The U.S. economy is expected to have created 185,000 jobs in May, a relatively solid but unremarkable number as economists look for signs of softening global growth after private-sector job growth dropped to a nine-year low last month.
The Department of Labor will release its monthly payroll and unemployment data early Friday morning, offering investors a glimpse into the overall health of the U.S. economy and labor market.
Economists surveyed by Refinitiv forecast the unemployment rate will remain steady at 3.6 percent – the lowest level since December 1969. Investors, however, will be watching wage growth for signs of inflation, which has remained relatively flat and well-below the Federal Reserve’s preferred target of 2 percent.

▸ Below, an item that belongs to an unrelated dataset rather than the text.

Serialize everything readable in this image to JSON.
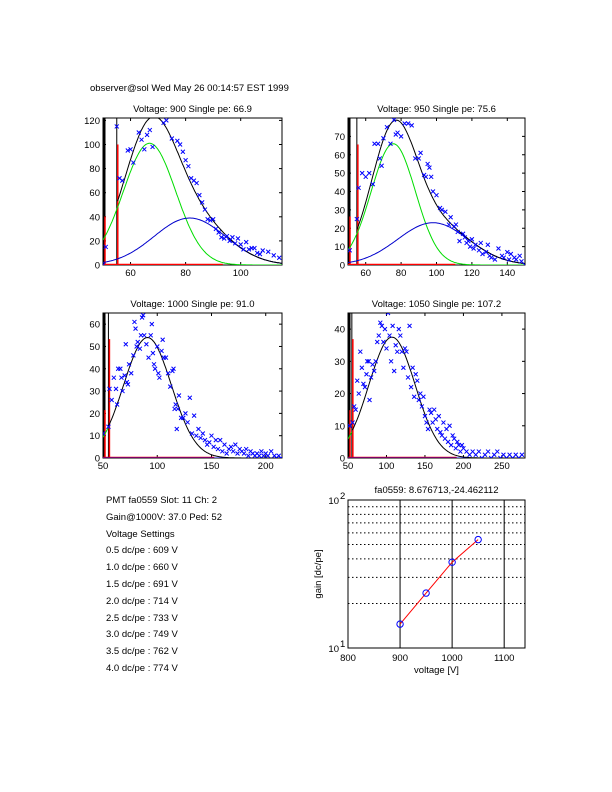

Average hourly earnings are expected to grow 3.2 percent compared to last year, matching April’s increase, but narrowly missing February’s growth of 3.4 percent -- the highest in nearly a decade. Stronger gains reflect a tightening labor market and a shrinking pool of workers, which makes it more difficult for employers to find qualified workers, and therefore encourages them to raise wages.
But if the job growth number comes in lower than expected, anticipate renewed calls for the Federal Reserve to cut the benchmark federal funds rate from the current range of 2.25 percent to 2.5 percent.
“Today’s Fed speak hinted at a rate cut this year amid trade tensions. A weaker-than-expected jobs report would increase those odds,” said Dan North, the chief economist at Euler Hermes North America.
Already, Fed Chair Jerome Powell hinted that policymakers at the U.S. central bank are prepared to cut rates to sustain the near-record expansion as they monitor how global trade developments are impacting the U.S. economic outlook. Traders are also increasingly betting on at least one rate cut by July, and possibly two by the FOMC’s January meeting.
“We do not know how or when these issues will be resolved. We are closely monitoring the implications of these developments for the U.S. economic outlook and, as always, we will act as appropriate to sustain the expansion, with a strong labor market and inflation near our symmetric 2 percent objective,” Powell said in a speech on Tuesday.
Last month, U.S. private sector hiring stalled to a near stop, with employers hiring just 27,000 people, according to the ADP National Employment Report. That was far below analyst expectations of 180,000.
In April, job growth surged, with the U.S. economy adding a staggering 263,000 jobs, far surpassing expectations. It marked the 119th straight month of gains.